Getting Rich and Losing Weight

There’s a post today on WiseBread entitled “6 Ways that Dieting and Budgeting are Exactly the Same.” This money-food analogy is remarkably common. It’s in the title of the blog. Several personal finance books (e.g. Dave Ramsey’s Total Money Makeover) are openly modelled on weight-loss books. And there’s that old quip that you can’t be too rich or too thin. (Which, let us remember, was once meant as a joke.)

To an extent, it is a valid analogy. A generic instruction for losing weight might be “Eat less, exercise more” which could easily be translated into “Spend less, earn more.” Neither is likely to inspire a fat/poor person, but the inescapable underlying truth is there in both cases.

That said, the analogy is far from perfect and can lead to some unfortunate money behaviors.

The biggest difference between dieting and increasing wealth is that successful dieting comes from winning most, but not all, of many small battles, and successful personal financial management comes from winning a few big ones.

If you fall off the wagon one afternoon and have a big meal, you may feel terrible about it but it’s still only one meal. It will not sink your weight-loss program. The goal is to keep from eating big meals almost all the time. On the other hand, if you succumb to temptation and buy that hot new convertible instead of the used sedan that you went into the dealership to look at, you really have done damage to your get-rich program. You can maintain a frugal lifestyle for a very long time and still not make up for one big financial sin.

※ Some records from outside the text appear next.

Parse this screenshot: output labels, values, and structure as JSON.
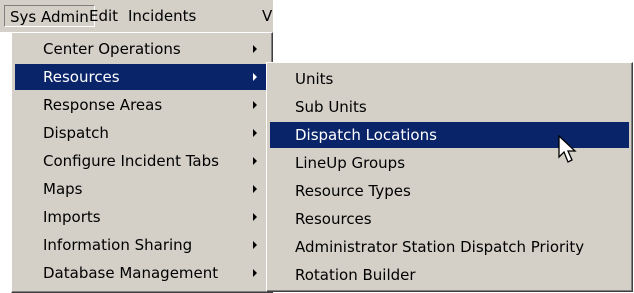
{
  "menubar": {
    "items": [
      {
        "label": "Sys Admin"
      },
      {
        "label": "Edit"
      },
      {
        "label": "Incidents"
      },
      {
        "label": "V"
      }
    ]
  },
  "main_menu": {
    "items": [
      {
        "label": "Center Operations"
      },
      {
        "label": "Resources"
      },
      {
        "label": "Response Areas"
      },
      {
        "label": "Dispatch"
      },
      {
        "label": "Configure Incident Tabs"
      },
      {
        "label": "Maps"
      },
      {
        "label": "Imports"
      },
      {
        "label": "Information Sharing"
      },
      {
        "label": "Database Management"
      }
    ]
  },
  "sub_menu": {
    "items": [
      {
        "label": "Units"
      },
      {
        "label": "Sub Units"
      },
      {
        "label": "Dispatch Locations"
      },
      {
        "label": "LineUp Groups"
      },
      {
        "label": "Resource Types"
      },
      {
        "label": "Resources"
      },
      {
        "label": "Administrator Station Dispatch Priority"
      },
      {
        "label": "Rotation Builder"
      }
    ]
  },
  "colors": {
    "menu_bg": "#d4d0c8",
    "highlight": "#0a246a",
    "highlight_text": "#ffffff"
  },
  "icons": {
    "submenu_indicator": "triangle-right-icon",
    "pointer": "mouse-cursor-icon"
  }
}
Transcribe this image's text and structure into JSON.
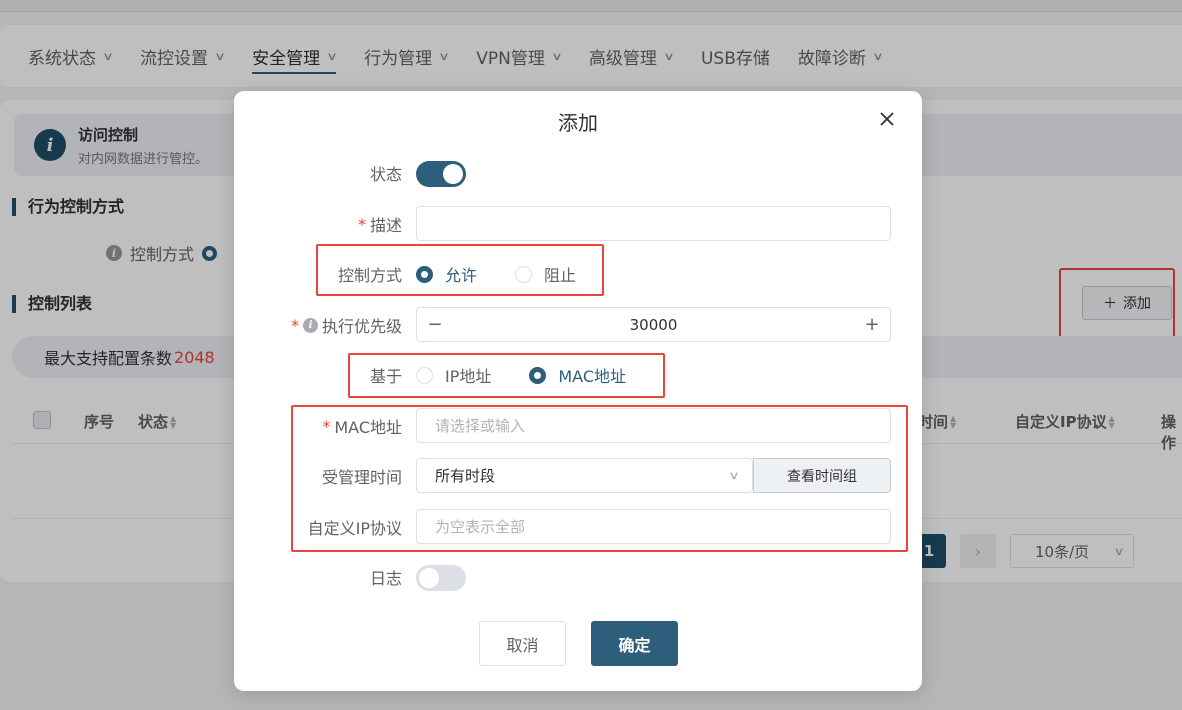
{
  "nav": {
    "items": [
      {
        "label": "系统状态",
        "active": false
      },
      {
        "label": "流控设置",
        "active": false
      },
      {
        "label": "安全管理",
        "active": true
      },
      {
        "label": "行为管理",
        "active": false
      },
      {
        "label": "VPN管理",
        "active": false
      },
      {
        "label": "高级管理",
        "active": false
      },
      {
        "label": "USB存储",
        "active": false
      },
      {
        "label": "故障诊断",
        "active": false
      }
    ]
  },
  "page": {
    "info_title": "访问控制",
    "info_desc": "对内网数据进行管控。",
    "section_mode": "行为控制方式",
    "control_mode_label": "控制方式",
    "section_list": "控制列表",
    "add_button": "添加",
    "max_label": "最大支持配置条数",
    "max_value": "2048",
    "columns": {
      "seq": "序号",
      "status": "状态",
      "time_partial": "时间",
      "custom_ip": "自定义IP协议",
      "ops_partial": "操作"
    },
    "pager": {
      "current_page": "1",
      "next": "›",
      "page_size": "10条/页"
    }
  },
  "dialog": {
    "title": "添加",
    "status_label": "状态",
    "status_on": true,
    "desc_label": "描述",
    "desc_value": "",
    "mode_label": "控制方式",
    "mode_options": [
      {
        "label": "允许",
        "checked": true
      },
      {
        "label": "阻止",
        "checked": false
      }
    ],
    "priority_label": "执行优先级",
    "priority_value": "30000",
    "based_label": "基于",
    "based_options": [
      {
        "label": "IP地址",
        "checked": false
      },
      {
        "label": "MAC地址",
        "checked": true
      }
    ],
    "mac_label": "MAC地址",
    "mac_placeholder": "请选择或输入",
    "time_label": "受管理时间",
    "time_value": "所有时段",
    "time_button": "查看时间组",
    "custom_ip_label": "自定义IP协议",
    "custom_ip_placeholder": "为空表示全部",
    "log_label": "日志",
    "log_on": false,
    "cancel_label": "取消",
    "ok_label": "确定"
  },
  "colors": {
    "accent": "#2d5f7d",
    "required": "#e8453c",
    "highlight_frame": "#e8453c"
  }
}
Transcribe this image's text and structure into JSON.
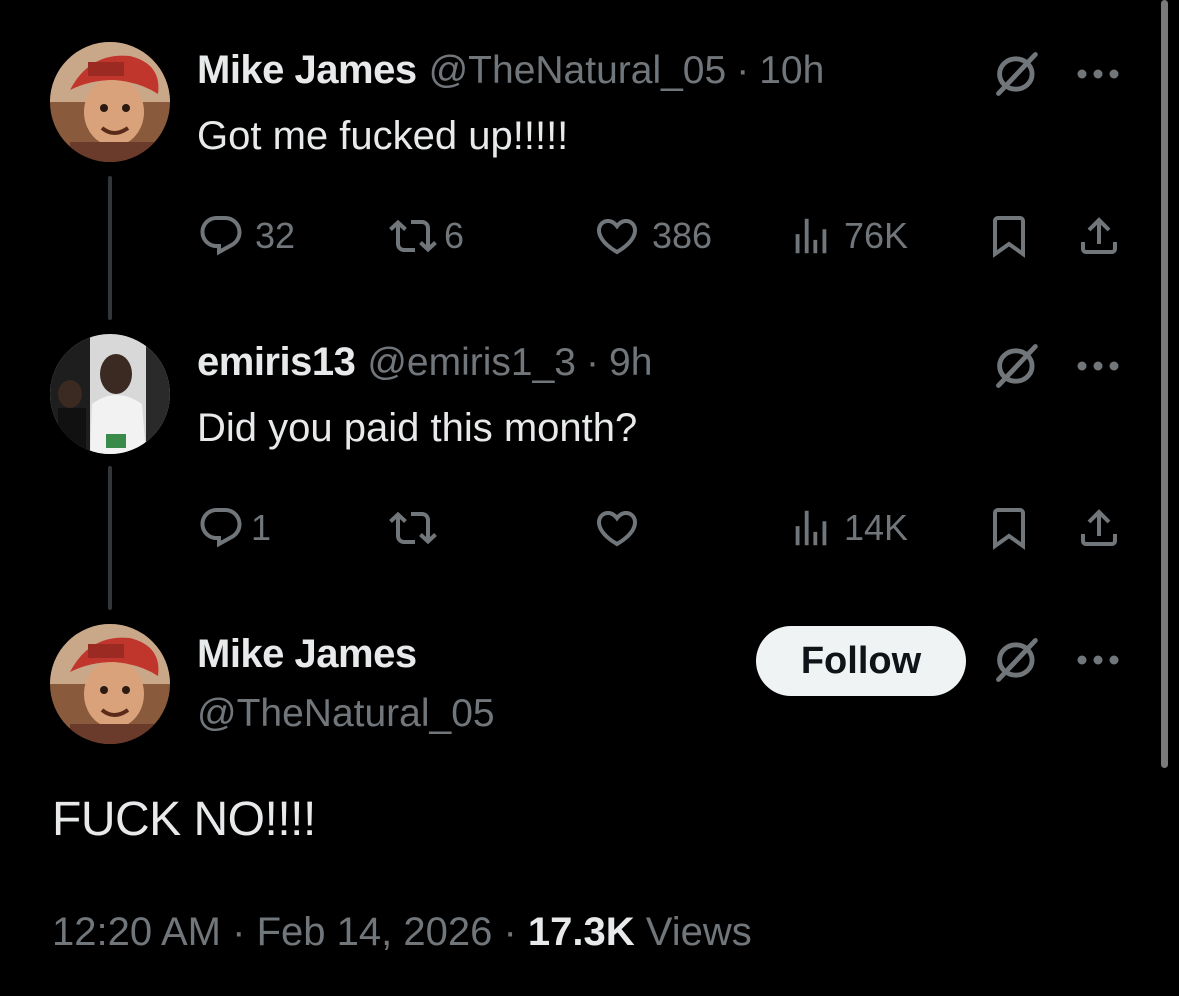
{
  "tweet1": {
    "name": "Mike James",
    "handle": "@TheNatural_05",
    "sep": "·",
    "time": "10h",
    "text": "Got me fucked up!!!!!",
    "replies": "32",
    "retweets": "6",
    "likes": "386",
    "views": "76K"
  },
  "tweet2": {
    "name": "emiris13",
    "handle": "@emiris1_3",
    "sep": "·",
    "time": "9h",
    "text": "Did you paid this month?",
    "replies": "1",
    "views": "14K"
  },
  "main": {
    "name": "Mike James",
    "handle": "@TheNatural_05",
    "follow_label": "Follow",
    "text": "FUCK NO!!!!",
    "time": "12:20 AM",
    "date": "Feb 14, 2026",
    "sep": "·",
    "views_count": "17.3K",
    "views_label": "Views"
  },
  "icons": {
    "reply": "reply-icon",
    "retweet": "retweet-icon",
    "like": "heart-icon",
    "views": "views-icon",
    "bookmark": "bookmark-icon",
    "share": "share-icon",
    "grok": "grok-icon",
    "more": "more-icon"
  },
  "colors": {
    "background": "#000000",
    "text": "#e7e9ea",
    "secondary": "#71767b",
    "follow_bg": "#eff3f4"
  }
}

The other big difference is that eating is a biological imperative. When you are hungry, your body creates hormones that have a physical effect on your brain and your judgement. You may feel that you desire the latest iPod in the same irrational way as you wanted that slice of pie, but it’s really not the same thing.

Both of these differences, if ignored, can lead to serious problems. Living a frugal lifestyle but then making mistakes in the handful of financial decisions that really count is a tragic waste of effort. (Although you do get to feel good about yourself as you wash your Hummer with bucket and hose instead of taking it to the car wash.) And treating spending as an uncontrollable compulsion just makes the problem worse. The truth is that not spending is not exactly like not eating. It’s easier.